A mocking sort of high-pitched laughter comes from beneath the cloth. I tense, ready to plunge the blade into her heart at the slightest provocation. If she attempts to escape…

I shift the blade into her. I apply the faintest bit of extra pressure, just to remind her that I’m here.

Or is it to remind myself that I’m in control?

“Your Queen is nothing compared to the ruler I served under for forty years,” she replies. “The only reason I allowed myself to be captured is so that I could be led here… to you.”

She eases her body forward and starts to turn. She does it smoothly, slowly, with just enough grace to let me know she doesn’t mean this as a threat or a precursor to an escape attempt.

She shocks me, though, when she brings her palms to either side of my sword and presses them onto the silver.

“I could snap this blade in two,” she drawls, almost lazily. “Such is the power given to me by The Ancient’s blood.”

I try to hide my surprise but the effort is wasted.

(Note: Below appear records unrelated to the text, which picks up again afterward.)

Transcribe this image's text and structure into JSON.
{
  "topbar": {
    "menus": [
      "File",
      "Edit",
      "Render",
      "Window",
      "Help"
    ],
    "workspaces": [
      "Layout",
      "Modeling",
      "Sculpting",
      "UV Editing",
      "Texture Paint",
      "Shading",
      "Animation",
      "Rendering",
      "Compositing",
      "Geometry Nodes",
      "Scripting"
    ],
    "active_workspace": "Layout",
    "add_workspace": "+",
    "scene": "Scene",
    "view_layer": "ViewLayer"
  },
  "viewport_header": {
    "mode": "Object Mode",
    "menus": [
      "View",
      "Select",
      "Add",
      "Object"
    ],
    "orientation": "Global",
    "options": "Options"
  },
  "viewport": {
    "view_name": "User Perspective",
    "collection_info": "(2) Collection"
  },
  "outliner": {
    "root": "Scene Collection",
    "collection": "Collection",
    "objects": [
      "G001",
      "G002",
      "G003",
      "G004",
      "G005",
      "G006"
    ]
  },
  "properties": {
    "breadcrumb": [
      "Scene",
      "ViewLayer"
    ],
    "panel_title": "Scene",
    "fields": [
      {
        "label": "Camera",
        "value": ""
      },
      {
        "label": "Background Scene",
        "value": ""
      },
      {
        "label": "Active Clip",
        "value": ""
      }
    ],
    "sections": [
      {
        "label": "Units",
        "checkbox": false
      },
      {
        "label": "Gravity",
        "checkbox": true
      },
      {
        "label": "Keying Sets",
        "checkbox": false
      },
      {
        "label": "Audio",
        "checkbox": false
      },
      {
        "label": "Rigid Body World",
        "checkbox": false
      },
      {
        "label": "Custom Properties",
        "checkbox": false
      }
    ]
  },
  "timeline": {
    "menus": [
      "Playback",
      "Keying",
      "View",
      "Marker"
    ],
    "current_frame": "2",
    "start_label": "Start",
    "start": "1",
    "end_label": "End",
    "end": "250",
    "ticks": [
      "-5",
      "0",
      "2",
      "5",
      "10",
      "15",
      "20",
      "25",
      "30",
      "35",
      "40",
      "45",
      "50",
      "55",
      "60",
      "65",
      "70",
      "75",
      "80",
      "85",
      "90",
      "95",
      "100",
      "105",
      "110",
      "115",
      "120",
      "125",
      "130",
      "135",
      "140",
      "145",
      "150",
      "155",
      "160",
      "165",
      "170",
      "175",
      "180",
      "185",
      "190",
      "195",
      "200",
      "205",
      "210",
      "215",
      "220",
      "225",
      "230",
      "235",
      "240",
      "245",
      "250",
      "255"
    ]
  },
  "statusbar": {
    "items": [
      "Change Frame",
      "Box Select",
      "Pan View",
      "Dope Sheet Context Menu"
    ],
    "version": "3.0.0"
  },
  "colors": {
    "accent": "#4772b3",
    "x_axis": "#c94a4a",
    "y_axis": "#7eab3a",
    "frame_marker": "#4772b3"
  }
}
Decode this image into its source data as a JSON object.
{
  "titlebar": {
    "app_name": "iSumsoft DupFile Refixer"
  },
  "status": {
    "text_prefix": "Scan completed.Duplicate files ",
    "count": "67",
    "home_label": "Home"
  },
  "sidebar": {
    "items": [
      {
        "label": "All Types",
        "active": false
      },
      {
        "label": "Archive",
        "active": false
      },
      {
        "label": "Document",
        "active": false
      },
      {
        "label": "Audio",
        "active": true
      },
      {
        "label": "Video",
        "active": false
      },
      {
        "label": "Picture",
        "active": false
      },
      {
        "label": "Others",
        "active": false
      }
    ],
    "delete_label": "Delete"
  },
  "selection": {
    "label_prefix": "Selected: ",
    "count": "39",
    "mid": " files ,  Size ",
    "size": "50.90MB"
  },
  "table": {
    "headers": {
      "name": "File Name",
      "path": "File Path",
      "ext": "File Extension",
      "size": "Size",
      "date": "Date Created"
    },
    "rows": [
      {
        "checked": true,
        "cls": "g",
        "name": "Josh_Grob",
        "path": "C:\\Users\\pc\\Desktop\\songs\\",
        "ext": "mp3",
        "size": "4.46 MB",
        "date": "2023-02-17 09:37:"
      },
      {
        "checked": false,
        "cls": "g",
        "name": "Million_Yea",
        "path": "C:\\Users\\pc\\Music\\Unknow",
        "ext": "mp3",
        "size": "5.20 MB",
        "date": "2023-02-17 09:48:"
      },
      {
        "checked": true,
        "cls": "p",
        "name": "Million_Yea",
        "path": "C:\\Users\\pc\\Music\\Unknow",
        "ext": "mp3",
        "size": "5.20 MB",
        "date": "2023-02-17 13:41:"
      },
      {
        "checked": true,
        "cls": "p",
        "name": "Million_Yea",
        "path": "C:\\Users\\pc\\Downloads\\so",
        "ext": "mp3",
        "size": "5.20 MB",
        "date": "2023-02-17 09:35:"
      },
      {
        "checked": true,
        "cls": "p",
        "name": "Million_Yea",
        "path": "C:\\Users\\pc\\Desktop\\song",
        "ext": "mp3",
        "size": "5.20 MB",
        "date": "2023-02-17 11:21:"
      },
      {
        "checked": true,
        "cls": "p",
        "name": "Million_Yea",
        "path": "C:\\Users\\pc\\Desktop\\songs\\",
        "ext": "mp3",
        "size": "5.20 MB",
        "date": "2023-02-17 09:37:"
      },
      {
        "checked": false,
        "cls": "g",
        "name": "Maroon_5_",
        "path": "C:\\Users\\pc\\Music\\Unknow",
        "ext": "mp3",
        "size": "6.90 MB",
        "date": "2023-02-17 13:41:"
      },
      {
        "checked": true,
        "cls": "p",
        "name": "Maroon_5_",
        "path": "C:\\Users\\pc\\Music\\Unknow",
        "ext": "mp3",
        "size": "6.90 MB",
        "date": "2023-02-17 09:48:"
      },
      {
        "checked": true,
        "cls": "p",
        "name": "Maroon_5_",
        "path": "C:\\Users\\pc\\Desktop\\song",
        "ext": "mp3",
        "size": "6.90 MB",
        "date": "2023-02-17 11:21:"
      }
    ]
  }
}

A sharp intake of breath is all it takes for me to give myself away.

“Oh, yes,” she continues, keeping her head aimed at me, as if the velvet barrier is not even there. “I know how long you sought The Ancient yourself. But you never found him, did you, Smithson?”

“That’s enough,” I growl. My response to the initial query was all the evidence I needed of Victoria’s trickery. Usually, I’d have enough self-control to hold that intake of breath in. But she’d exerted her influence over me in the most subtle way possible, subtle enough that I didn’t notice. Had her attempt to control me been more overt, I could have barricaded my mind from it.

But Victoria is slippery. I’m more aware of that now.

“Is it now?” she wonders. “Look at where we are. Alone. Underground. I could kill you, hide your body, and run free in The Haven if I so wanted.”

“There are two hundred guards watching these corridors,” I bluff. “You wouldn’t get ten feet past the exit.”

She laughs again. “Two hundred guards? Is that supposed to impress me?” She lowers her voice. “I know it’s just you.”

“The silver addles your senses,” I tell her. But a bead of sweat trickles down my spine. “Your sense of the other vampires is inaccurate.”

“Are you saying that to convince me or to convince yourself?”

“Neither,” I tell her firmly. “I am simply stating it as irrefutable fact. Now come on, princess. I don’t care who you were in your other coven. Here, you’re a prisoner of my Queen, and you’d best remember that.”

“Or what?” she asks. “You’ll skewer me with your little sword?”

“Yes,” I grate, pressing it into her belly. “I’ll do exactly that.”

“I don’t think so,” she sighs. “You wouldn’t kill me.”

“And what makes you so confident?”

“Because of the link I have with your Queen’s most prized possession.”

Is she talking about…

“Eleira,” Victoria says. “My blood was the first she drank. It wasn’t from the vein, but from a chalice infused with magic. You kill me,” she laughs, “…and you write your own death sentence. Because if my link to the girl breaks, so will her mind. And we’ll see how well Morgan’s succession works then.”

I shake my head even though I know she cannot see me.

“You’re wrong,” I say. “The Queen has taken precautions. Eleira is at no risk. Besides, I don’t even know why I’m entertaining this conversation with you. So I won’t. Another word, and, link or no link, my sword goes through your pretty little heart.”

“You wouldn’t dare,” she hisses.

I grab the silver layer of her sack and pull it up to see her eyes. Burning pain shoots down my arm, but I force the sensation down completely.